Pero en esta línea, capaz, así mismo, de hacer aflorar el más obstinado espíritu de la sensibilidad, otra Adoración de los Magos, menos espectacular, quizás, que la atribuida a Siloé, pero hermosa también como pocas -independientemente de haber sido, podría decirse que re-policromada en época relativamente moderna-, llama poderosamente la atención por la riqueza de sus detalles y arquetipos -donde puede hacerse mención especial a la presencia de un perro, animal emblemático y generalmente acompañante de diosas de complejo carácter ctónico, como Proserpina, además de ser la forma ideada por Goethe, para que se apareciera el Mefistófeles de su Fausto, es decir, ese espíritu del mal que, paradójicamente, siempre termina haciendo el bien-, que se localiza muy cerca de donde varias vírgenes románicas -entre ellas la Virgen de Redonda y la Virgen de Mamblas-, observan inmutables y hieráticas, auténticas Theotokos o Trono de Dios, hacia universos mitológicos que se pierden en la noche de los tiempos, por delante de algunas figuras deterioradas, románicas también, que representan, entre otros relevantes personajes, a San Antón y Santa María Magdalena.
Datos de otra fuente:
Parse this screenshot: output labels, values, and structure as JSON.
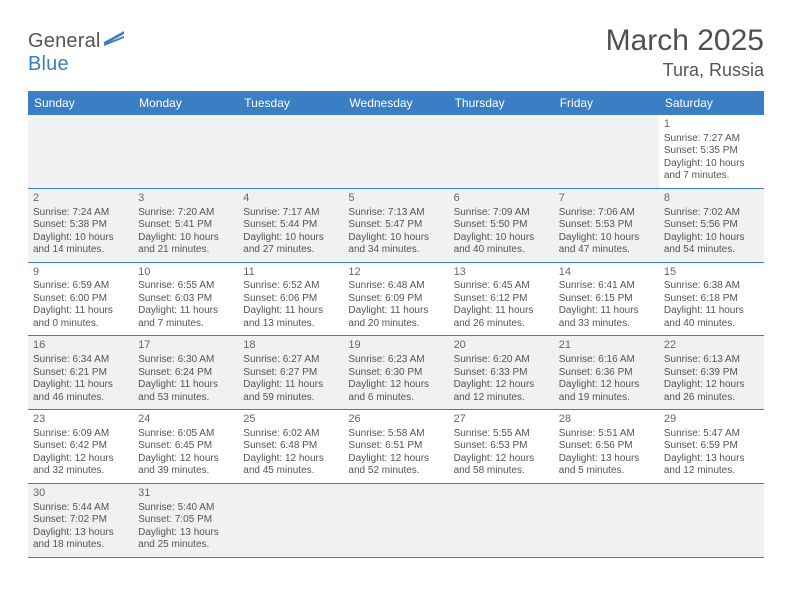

Claro que, apenas inadvertido y con poco pronunciamiento por parte de los poderes fácticos, otro óleo, anónimo y posiblemente de origen flamenco, como muchas otras obras conservadas en este lugar, llama poderosamente la atención, no precisamente porque sea inusual su temática, la Santa Cena, sino porque en ella, de una forma sorprendente, inesperada y totalmente escapista a ese auténtico gran hermano que fue la Santa Inquisición, nos invita ampliamente a especular. Pero eso será parte de la próxima historia.
(1) Mircea Eliade: 'La noche de San Juan', Empresa Editorial Herder, S.A., 2ª edición, Barcelona, 2001.